Pareto Optimal Streaming Unsupervised Classification
Proceedings of the 36th International Conference on Machine Learning, PMLR 97:505-514, 2019.
We study an online and streaming unsupervised classification system. Our setting consists of a collection of classifiers (with unknown confusion matrices) each of which can classify one sample per unit time, and which are accessed by a stream of unlabeled samples. Each sample is dispatched to one or more classifiers, and depending on the labels collected from these classifiers, may be sent to other classifiers to collect additional labels. The labels are continually aggregated. Once the aggregated label has high enough accuracy (a pre-specified threshold for accuracy) or the sample is sent to all the classifiers, the now labeled sample is ejected from the system.

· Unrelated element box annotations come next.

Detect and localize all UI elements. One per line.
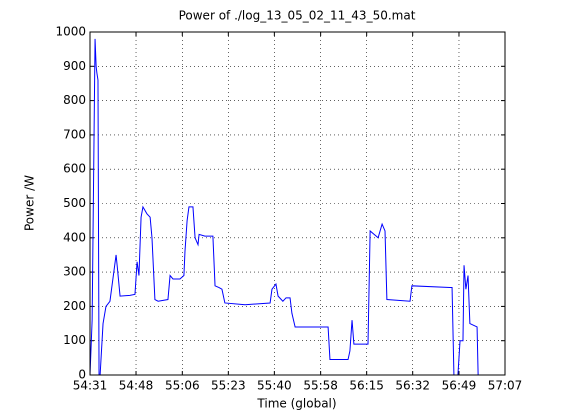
y-tick-label: 600: [63, 162, 86, 176]
y-tick-label: 200: [63, 299, 86, 313]
x-tick-label: 54:31: [73, 379, 108, 393]
x-tick-label: 55:06: [165, 379, 200, 393]
y-tick-label: 900: [63, 59, 86, 73]
y-tick-label: 500: [63, 196, 86, 210]
x-tick-label: 56:32: [395, 379, 430, 393]
x-tick-label: 56:49: [442, 379, 477, 393]
chart-title: Power of ./log_13_05_02_11_43_50.mat: [179, 9, 416, 23]
y-axis-label: Power /W: [23, 175, 37, 231]
x-tick-label: 54:48: [119, 379, 154, 393]
data-line: [89, 38, 479, 376]
y-tick-label: 1000: [55, 25, 86, 39]
x-tick-label: 55:23: [211, 379, 246, 393]
x-tick-label: 56:15: [349, 379, 384, 393]
x-tick-label: 55:40: [257, 379, 292, 393]
axes-box: [89, 31, 506, 376]
y-tick-label: 0: [78, 368, 86, 382]
y-tick-label: 100: [63, 333, 86, 347]
x-tick-label: 57:07: [488, 379, 523, 393]
x-tick-label: 55:58: [303, 379, 338, 393]
plot-area: [90, 32, 505, 375]
x-axis-label: Time (global): [256, 397, 336, 411]
y-tick-label: 300: [63, 265, 86, 279]
y-tick-label: 700: [63, 127, 86, 141]
y-tick-label: 800: [63, 93, 86, 107]
plot-layer: 0 100 200 300 400 500 600 700 800 900 1000 54:31 54:…: [55, 25, 522, 393]
y-tick-label: 400: [63, 230, 86, 244]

For any given pre-specified threshold for accuracy, the objective is to sustain the maximum possible rate of arrival of new samples, such that the number of samples in memory does not grow unbounded. In this paper, we characterize the Pareto-optimal region of accuracy and arrival rate, and develop an algorithm that can operate at any point within this region. Our algorithm uses queueing-based routing and scheduling approaches combined with novel online tensor decomposition method to learn the hidden parameters, to Pareto-optimality guarantees. We finally verify our theoretical results through simulations on two ensembles formed using AlexNet, VGG, and ResNet deep image classifiers.